Mas, apesar de sua perda de paciência, “sua lealdade ainda é fazer a coisa certa; é libertar as pessoas do Paraíso, é dar-lhes uma opção, é dizer-lhes a verdade. Então, ela está sempre com a bússola apontada para o norte. Temporada 3, sem revelar muito, ela continua nesse caminho e apenas o expande ainda mais. Então, como é uma pessoa que não acredita na burocracia, que não acredita nos poderes superiores, quem acredita que o sistema é corrupto e precisa ser mudado. O que essa pessoa faz? Como essa pessoa opera no mundo exterior? Então a agente Robinson é durona e se torna ainda mais durona na terceira temporada.

Provocando Para toda a humanidade Temporada 5

Desde 2019, Marshall apareceu na série dramática de história alternativa Para toda a humanidadeque explora como a corrida espacial teria se desenrolado se a Rússia tivesse vencido os EUA no pouso na Lua. Ela interpreta a comandante da NASA Danielle Poole, aparecendo pela primeira vez no programa como a primeira selecionada para a Apollo 18 depois de se formar na primeira turma feminina de astronautas. O final da 4ª temporada viu Dani ser baleada acidentalmente durante uma grande confusão entre os trabalhadores de Marte e a segurança, e depois de se recuperar, os espectadores a veem se reunir com sua família na Terra.
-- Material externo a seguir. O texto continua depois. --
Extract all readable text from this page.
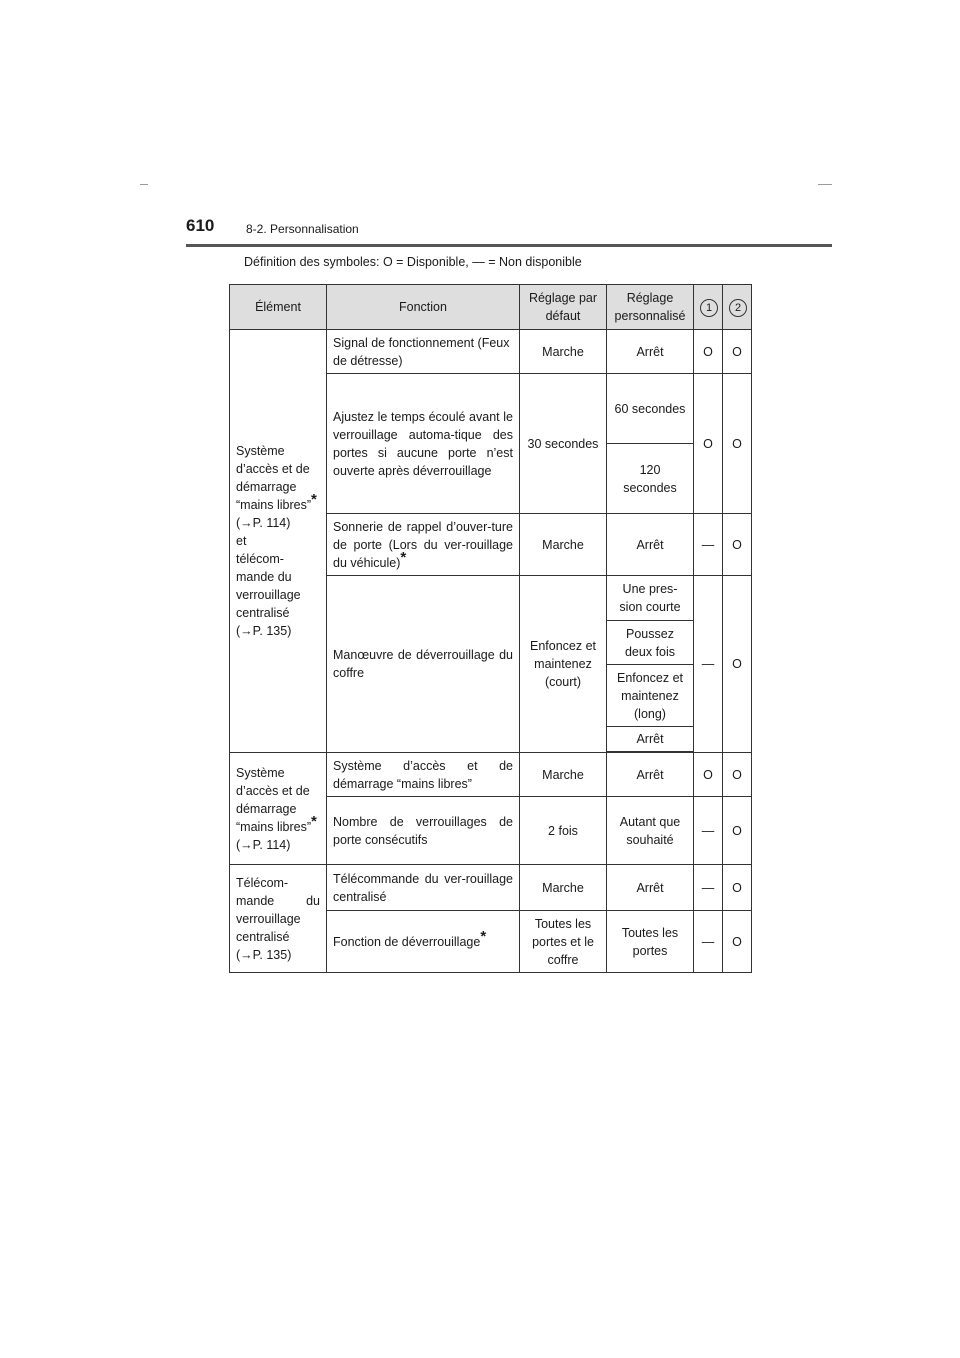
610	8-2. Personnalisation
Définition des symboles: O = Disponible, — = Non disponible
Élément	Fonction	Réglage par défaut	Réglage personnalisé	1	2
Système d’accès et de démarrage “mains libres”*
(→P. 114)
et
télécom-mande du verrouillage centralisé
(→P. 135)	Signal de fonctionnement (Feux de détresse)	Marche	Arrêt	O	O
	Ajustez le temps écoulé avant le verrouillage automa-tique des portes si aucune porte n’est ouverte après déverrouillage	30 secondes	60 secondes	O	O
			120 secondes		
	Sonnerie de rappel d’ouver-ture de porte (Lors du ver-rouillage du véhicule)*	Marche	Arrêt	—	O
	Manœuvre de déverrouillage du coffre	Enfoncez et maintenez (court)	Une pres-sion courte	—	O
			Poussez deux fois		
			Enfoncez et maintenez (long)		
			Arrêt		

Système d’accès et de démarrage “mains libres”*
(→P. 114)	Système d’accès et de démarrage “mains libres”	Marche	Arrêt	O	O
	Nombre de verrouillages de porte consécutifs	2 fois	Autant que souhaité	—	O
Télécom-mande du verrouillage centralisé
(→P. 135)	Télécommande du ver-rouillage centralisé	Marche	Arrêt	—	O
	Fonction de déverrouillage*	Toutes les portes et le coffre	Toutes les portes	—	O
“Sim, estou na nova temporada de Para toda a humanidade”, disse Marshall sobre a 5ª temporada, atualmente no ar, “mas não vou dizer em que episódio estou, e cara, estou muito orgulhoso desse programa. É um milagre fazer cinco temporadas de qualquer coisa nesta indústria e ter um programa que tem um público tão dedicado e leal é muito bom. Adorei interpretar Danielle Poole. Ainda adoro interpretar Danielle Poole. Ela é muito divertida e, sim, o público deve ficar de olho na 5ª temporada de Danielle.”